C'est le premier long-métrage d'Herzog mais déjà tout semble à sa place, tout son univers est déjà inscrit en creux et pour un bon moment : l'inaction, la folie, la solitude, la tentation de l'homme de se rebeller contre quelque chose qui le dépasse, le temps qui s'effrite, un filmage documentaire... Pour relier les scènes, la voix-off (qui ressurgira très présente aussi dans Aguirre) qui appuie avec plus de lyrisme désabusé qu'il n'en faut des images pourtant banales. A contrario, quand la voix-off se tait, le silence et les plans contemplatifs envahissent avec magie l'écran livrant parfois de fort belles visions (des rues désertées avec des chèvres qui sortent d'un bus au loin, une plaine immense de milliers de moulins, des poissons dévorant du liège...).
Ces "signes de vie" qu'offre alors la caméra, c'est aussi ce qu'aperçoit le soldat Stroszek en des plans parfois subjectifs ou suffisamment décalés, souvent au ras du sol. Ce pourrait aussi être toutes les petites activités qui bordent la vie inactive et ennuyeuse des soldats, cloîtrés dans cette forteresse, attendant vainement quelque chose. Loin de la guerre, si elle ressurgit encore, c'est bien chez le héros Herzogien qui se laissera aller à sa folie et à ses rêves de grandeur au point de se perdre dans quelque chose qui le broiera inexorablement. Les images sont fantastiques, dans un noir et blanc doux et parfois contrasté que vient souligner l'ambiance sonore décalée du film, entre guitare mélancolique (ça n'en renforce que plus l'aspect grandiosement pathétique de son anti-héros) et bourdonnement inquiétant.
Comme dit Emmanuel Carrère dans un bel ouvrage qui était consacré alors au cinéaste en 1982 au moment de Fitzcarraldo (*), Signes de vie nous conte l'histoire d'un homme qui scrute un paysage, et, en filigrane, l'histoire d'un paysage qui s'empare d'un homme.
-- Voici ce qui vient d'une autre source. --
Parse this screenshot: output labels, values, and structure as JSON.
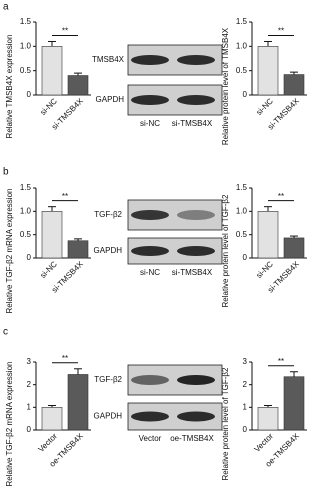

Cette progression souterraine, insensible, procède par cercles concentriques et aussi par l'éclat même de la lumière. Le film est dévoré par la blancheur. On ne saurait pas si bien dire. C'est écrasés sous cette surexposition que lentement, presqu' imperceptiblement, l'inactivité casse le personnage et c'est à la vue de la blancheur totale d'une "armée" de moulins que Stroszek va défaillir et sombrer définitivement jusqu'a sa chute inéluctable. Pourtant, vite expédiée, ce n'aura pas été celle-ci qui aura intéressé le cinéaste mais un homme au faite de sa propre intensité. Stroszek n'a pas fait la guerre finalement, il a choisi de faire une guerre, coupée du monde humain.
Pour un premier film, Herzog livre un travail saisissant et passionnant.
4,5/6.
(*) Werner Herzog, par Emmanuel Carrère, éditions EDILIG, 1982, p.15. Il semble que l'ouvrage ne soit pas réédité actuellement.